In quanto tribuno poteva convocare i comizi, proporre leggi e opporre il diritto di veto ad eventuali decisioni scomode prese in Senato.

E se qualche tribuno particolarmente coraggioso avesse voluto opporsi a lui, a Ottaviano?

Avendo il diritto di veto, avrebbe potuto costituire una seria minaccia.

Invece, avendo un'auctoritas maggiore, il voto di Ottaviano contava più degli altri.

In pratica era una dittatura, ma opportunamente mascherata.

 

E se per caso il senato avesse comunque voluto votare contro Ottaviano o se qualche generale particolarmente intraprendente avesse tentato di occupare Roma con la forza, come già Silla e Cesare?

A questo scopo Ottaviano, decise di istituire uno speciale corpo di guardia, per evitare possibili attentati terroristici alla sua persona: la coorte pretoria.

Novemila uomini ben armati, ben addestrati e soprattutto fedelissimi a Ottaviano.

Quando si trattava di far approvare dal Senato un provvedimento particolarmente dibattuto, la coorte si schierava in assetto da combattimento davanti all'ingresso del palazzo dove i senatori si stavano recando a votare.

Guarda caso da questo momento, il Senato non votò mai un provvedimento contrario agli interessi del princeps.

 

Ricapitoliamo: Ottaviano aveva assunto il controllo delle forze armate, del potere legislativo ed esecutivo.

Cosa gli mancava?

Il potere giudiziario, tradizionalmente gestito dai senatori.

 

Anche in questo caso Ottaviano agì in modo soft dal punto di vista formale e devastante sotto il profilo della sostanza.

Confermò che le attività giudiziarie erano controllate dal Senato, ma inventò il processo d'appello.

In pratica, si diceva nell'interesse dei cittadini e per aumentarne i diritti, si decise che se un cittadino romano avesse subito una condanna che riteneva ingiusta, sarebbe stato suo diritto chiedere un nuovo giudizio direttamente al princeps.

Egli, infatti, era super partes e avrebbe agito secondo equità e giustizia.

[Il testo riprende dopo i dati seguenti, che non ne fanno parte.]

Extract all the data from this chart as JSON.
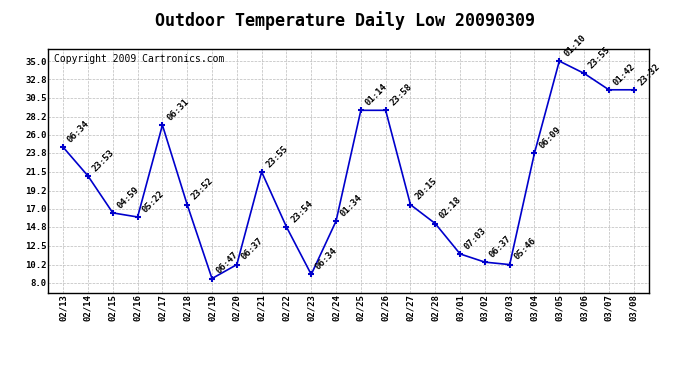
{
  "title": "Outdoor Temperature Daily Low 20090309",
  "copyright": "Copyright 2009 Cartronics.com",
  "x_labels": [
    "02/13",
    "02/14",
    "02/15",
    "02/16",
    "02/17",
    "02/18",
    "02/19",
    "02/20",
    "02/21",
    "02/22",
    "02/23",
    "02/24",
    "02/25",
    "02/26",
    "02/27",
    "02/28",
    "03/01",
    "03/02",
    "03/03",
    "03/04",
    "03/05",
    "03/06",
    "03/07",
    "03/08"
  ],
  "y_values": [
    24.5,
    21.0,
    16.5,
    16.0,
    27.2,
    17.5,
    8.5,
    10.2,
    21.5,
    14.8,
    9.0,
    15.5,
    29.0,
    29.0,
    17.5,
    15.2,
    11.5,
    10.5,
    10.2,
    23.8,
    35.0,
    33.5,
    31.5,
    31.5
  ],
  "point_labels": [
    "06:34",
    "23:53",
    "04:59",
    "05:22",
    "06:31",
    "23:52",
    "06:47",
    "06:37",
    "23:55",
    "23:54",
    "06:34",
    "01:34",
    "01:14",
    "23:58",
    "20:15",
    "02:18",
    "07:03",
    "06:37",
    "05:46",
    "06:09",
    "01:10",
    "23:55",
    "01:42",
    "23:32"
  ],
  "line_color": "#0000cc",
  "marker_color": "#0000cc",
  "background_color": "#ffffff",
  "grid_color": "#bbbbbb",
  "y_ticks": [
    8.0,
    10.2,
    12.5,
    14.8,
    17.0,
    19.2,
    21.5,
    23.8,
    26.0,
    28.2,
    30.5,
    32.8,
    35.0
  ],
  "ylim": [
    6.8,
    36.5
  ],
  "title_fontsize": 12,
  "copyright_fontsize": 7,
  "label_fontsize": 6.5
}
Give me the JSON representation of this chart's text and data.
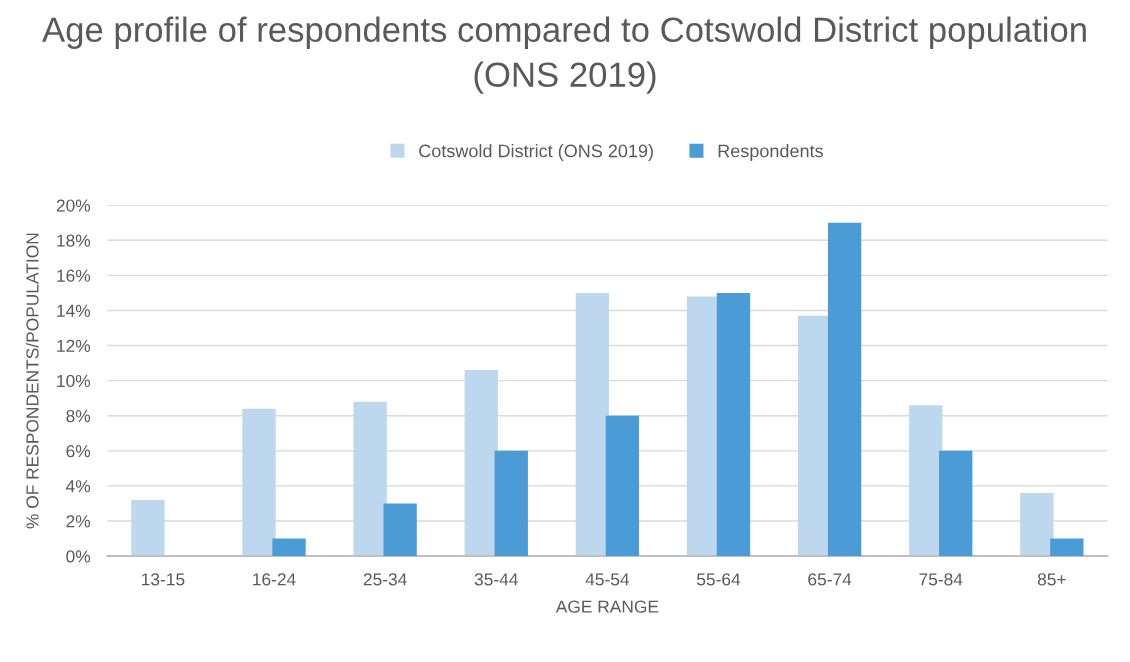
{
  "chart_data": {
    "type": "bar",
    "title": "Age profile of respondents compared to Cotswold District population (ONS 2019)",
    "xlabel": "AGE RANGE",
    "ylabel": "% OF RESPONDENTS/POPULATION",
    "categories": [
      "13-15",
      "16-24",
      "25-34",
      "35-44",
      "45-54",
      "55-64",
      "65-74",
      "75-84",
      "85+"
    ],
    "series": [
      {
        "name": "Cotswold District (ONS 2019)",
        "color": "#bdd7ee",
        "values": [
          3.2,
          8.4,
          8.8,
          10.6,
          15.0,
          14.8,
          13.7,
          8.6,
          3.6
        ]
      },
      {
        "name": "Respondents",
        "color": "#4a9bd6",
        "values": [
          0,
          1,
          3,
          6,
          8,
          15,
          19,
          6,
          1
        ]
      }
    ],
    "ylim": [
      0,
      20
    ],
    "yticks": [
      {
        "value": 0,
        "label": "0%"
      },
      {
        "value": 2,
        "label": "2%"
      },
      {
        "value": 4,
        "label": "4%"
      },
      {
        "value": 6,
        "label": "6%"
      },
      {
        "value": 8,
        "label": "8%"
      },
      {
        "value": 10,
        "label": "10%"
      },
      {
        "value": 12,
        "label": "12%"
      },
      {
        "value": 14,
        "label": "14%"
      },
      {
        "value": 16,
        "label": "16%"
      },
      {
        "value": 18,
        "label": "18%"
      },
      {
        "value": 20,
        "label": "20%"
      }
    ],
    "grid": "y",
    "legend": "top"
  }
}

Da quel momento, ovviamente, chiunque fosse in grado di pagare un bravo avvocato, ricorreva in appello presso i tribunali appositamente istituiti dal princeps con funzionari da lui nominati che, al solito, rispondevano direttamente a lui.

I magistrati del Senato, nella sostanza, non contavano più nulla.

 

Infine, giusto per completare la collezione, decise di farsi nominare pontifex maximus, assumendo l'ultimo potere che gli mancava: il potere religioso.

 

Se volessimo fare un paragone spicciolo con la nostra realtà, in pratica Ottaviano era, contemporaneamente e a vita: Primo ministro, Presidente della Repubblica, Capo delle forze armate, Ministro dell'Economia e degli Esteri, Capo del CSM (Consiglio Superiore della Magistratura), proprietario della Banca d'Italia (o di una sua parte cospicua), proprietario di tutte le televisioni, dei giornali e di internet, Capo dei servizi segreti e, infine, Papa.